The parties may elect to utilize mediation as a means to resolve the case, and in some cases, the Court may order the parties to participate in mediation. Mediation is a voluntary process where each side is present along with a mediator and each side makes offers and counteroffers in an attempt to reach a resolution. Studies have shown that parties who reach an agreement in their case are typically much happier with the outcome than those who proceed to trial and are subject to the ruling of the Court. The parties are much better suited to address issues of visitation, custody and division of assets than is a judge who has limited time to hear each case and is forced to make a decision based on a small glimse into the lives of the parties. Mediation expenses are generally divided between the parties, with each party paying his or her own attorney. If an agreement is reached, the case can typically be resolved without either party having to appear in Court.
Guardian Ad Litem
If the case involved minor children and a custody dispute, a guardian ad litem may be appointed by the Court to represent the interest of the children. The guardian may be a court employee, if the case is transferred to a juvenile court that has staff guardians, or may be a private attorney either selected by the parties or appointed by the Court. If the guardian is a private attorney, the cost of the guardian would generally be divided between the parties. The guardian would then investigate the case, including any allegations of abuse or neglect, visit the home of each party, interview witnesses, request school and/or medical records and at the completion of the investigation, would make a recommendation to the Court regarding custody and visitation.

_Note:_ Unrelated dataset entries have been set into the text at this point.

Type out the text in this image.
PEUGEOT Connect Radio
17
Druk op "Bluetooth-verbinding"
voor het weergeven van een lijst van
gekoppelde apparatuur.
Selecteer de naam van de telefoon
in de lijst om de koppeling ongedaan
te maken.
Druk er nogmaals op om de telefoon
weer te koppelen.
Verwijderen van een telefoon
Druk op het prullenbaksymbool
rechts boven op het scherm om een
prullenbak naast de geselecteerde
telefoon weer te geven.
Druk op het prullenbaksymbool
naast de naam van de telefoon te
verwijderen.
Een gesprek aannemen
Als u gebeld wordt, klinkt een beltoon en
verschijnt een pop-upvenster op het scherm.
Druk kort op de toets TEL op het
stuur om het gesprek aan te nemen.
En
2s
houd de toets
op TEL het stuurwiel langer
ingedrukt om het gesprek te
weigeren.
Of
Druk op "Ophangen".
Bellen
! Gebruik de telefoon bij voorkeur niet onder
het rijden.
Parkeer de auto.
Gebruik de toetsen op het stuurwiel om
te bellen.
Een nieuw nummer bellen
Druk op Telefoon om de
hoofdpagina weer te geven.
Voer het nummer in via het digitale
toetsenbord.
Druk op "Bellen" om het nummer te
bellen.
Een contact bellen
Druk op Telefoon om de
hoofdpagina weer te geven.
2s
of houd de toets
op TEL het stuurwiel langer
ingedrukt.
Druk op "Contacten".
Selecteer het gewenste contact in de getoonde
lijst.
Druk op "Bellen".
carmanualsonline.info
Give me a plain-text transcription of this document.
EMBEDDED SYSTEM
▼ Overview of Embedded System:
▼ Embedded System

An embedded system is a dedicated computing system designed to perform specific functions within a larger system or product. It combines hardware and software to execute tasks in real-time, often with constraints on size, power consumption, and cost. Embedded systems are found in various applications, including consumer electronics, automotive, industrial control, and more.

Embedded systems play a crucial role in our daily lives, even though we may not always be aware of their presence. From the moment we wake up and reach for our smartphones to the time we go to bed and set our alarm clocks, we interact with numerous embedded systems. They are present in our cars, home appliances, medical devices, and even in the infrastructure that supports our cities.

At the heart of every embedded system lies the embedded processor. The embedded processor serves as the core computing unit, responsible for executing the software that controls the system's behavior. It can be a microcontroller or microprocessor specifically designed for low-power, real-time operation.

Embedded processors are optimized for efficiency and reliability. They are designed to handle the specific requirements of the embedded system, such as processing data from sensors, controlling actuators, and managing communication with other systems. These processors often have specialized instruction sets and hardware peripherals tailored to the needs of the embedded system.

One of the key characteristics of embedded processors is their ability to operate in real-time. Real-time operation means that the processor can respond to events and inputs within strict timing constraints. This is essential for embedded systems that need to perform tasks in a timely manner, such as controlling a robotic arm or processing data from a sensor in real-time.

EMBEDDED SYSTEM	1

If the parties cannot reach an agreement, either by themselves or through mediation, the case will proceed to trial. The parties can elect to have a bench trial, where only a judge is present and decides all issues in the case, or a jury trial. If one of the parties elects to have a jury trial, a jury trial demand must be properly filed. The cost of a jury trial can be extremely high due to the length of the actual hearing and trial preparation. The decision to demand a jury trial should be made carefully, weighing the possible risks and rewards associated with allowing 12 independent people to decide your case. The parties remain free to settle the case at any point prior to a verdict being rendered by the jury or a final determination being made by the Judge.
Final Judgment and Decree and After
If the case is resolved by agreement, most judges will allow the parties or their attorneys to file a motion for judgment on the pleadings and the divorce is granted without the need to appear in court. There are some courts that still require an appearance to prior to granting the final decree. Once the final decree is granted, either on the pleadings or after a hearing, the settlement agreement (or court order) is a binding obligation on each party and failure to comply with the terms of the agreement (or order) can result in the filing of a petition for contempt. If a party is found to have violated the agreement (or order), the court can sanction the party by placing him or her in jail and/or ordering payment of attorney's fees.